Advice already stated is good. I shoot a ton of birds and find that 1/1600s is about as slow as I can shoot and get more sharp than not. Additionally I always use AF-C Dynamic Area AF (usually 153pt for birds in flight with the D500 - you should use 51). This gives you a single point which you can use to focus lock after which the object focused on can move through the frame and remain in focus. Single point AF is useless for a moving subject and almost certainly contributed to your issue.
 

hark

Administrator
Staff member
Super Mod
Contributor
I downloaded your image but still don't see any EXIF. What is your shutter speed and aperture?
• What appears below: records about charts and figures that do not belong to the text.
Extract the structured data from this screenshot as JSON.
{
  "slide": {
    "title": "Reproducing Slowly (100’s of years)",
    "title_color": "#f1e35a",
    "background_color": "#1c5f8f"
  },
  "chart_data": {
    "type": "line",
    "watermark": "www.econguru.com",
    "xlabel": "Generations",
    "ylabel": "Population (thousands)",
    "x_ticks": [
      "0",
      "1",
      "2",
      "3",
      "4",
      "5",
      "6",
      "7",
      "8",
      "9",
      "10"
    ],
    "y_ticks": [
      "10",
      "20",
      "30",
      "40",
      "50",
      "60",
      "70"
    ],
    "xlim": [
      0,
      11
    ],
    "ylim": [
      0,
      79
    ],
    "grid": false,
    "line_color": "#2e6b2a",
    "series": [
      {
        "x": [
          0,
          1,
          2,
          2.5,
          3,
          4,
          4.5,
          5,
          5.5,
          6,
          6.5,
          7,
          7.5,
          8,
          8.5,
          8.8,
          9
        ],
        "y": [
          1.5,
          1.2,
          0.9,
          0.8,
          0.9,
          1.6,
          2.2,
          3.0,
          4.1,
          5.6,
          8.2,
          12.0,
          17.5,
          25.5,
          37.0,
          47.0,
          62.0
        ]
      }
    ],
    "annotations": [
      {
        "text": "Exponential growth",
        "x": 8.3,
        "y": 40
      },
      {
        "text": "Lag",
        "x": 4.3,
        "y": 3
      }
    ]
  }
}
And did you use AF-C with release?

I use a D7200 with a 300mm lens and a 1.4x teleconverter. The FX equivalent focal length is 630mm. It simply isn't long enough, but I try to crop when I can.
 

Rick M

Senior Member
As funny as it may seem, I had great success using C-AF facial recognition on wildlife with my previous system, nailed most of my shots of eagles and owls in flight. As soon as I get a long lens, I cant wait to try it with the Z7. I'd find some common targets like seagulls to practice on with the suggestions everyone has made.
 

Smcooper461

Senior Member
Thanks everybody for the advice. I guess I will give back-buttton a try, I just anyways thought half pressing the shutter was simpler. I apologize for the no EXIF, that wasn't intentional. 1/4000,F5.6, 800. 500mm AF-C single point. If I remember correctly? Lol. I just can't believe how out of focus this shot is and some others I've taken. I mean it's very possible that I truly just suck at this lol. I mean that shot I posted, he's not even that far away. Probably 60 or 70 feet directly above just soaring, not flying real fast. Seems to me should be pretty simple shot.
 

BackdoorArts

Senior Member
I'd also add that you're shooting wide open at the long end of a zoom and if there's anywhere it's going to be soft it's there. Stop down to f8 or f9 and it might just sharpen up for you.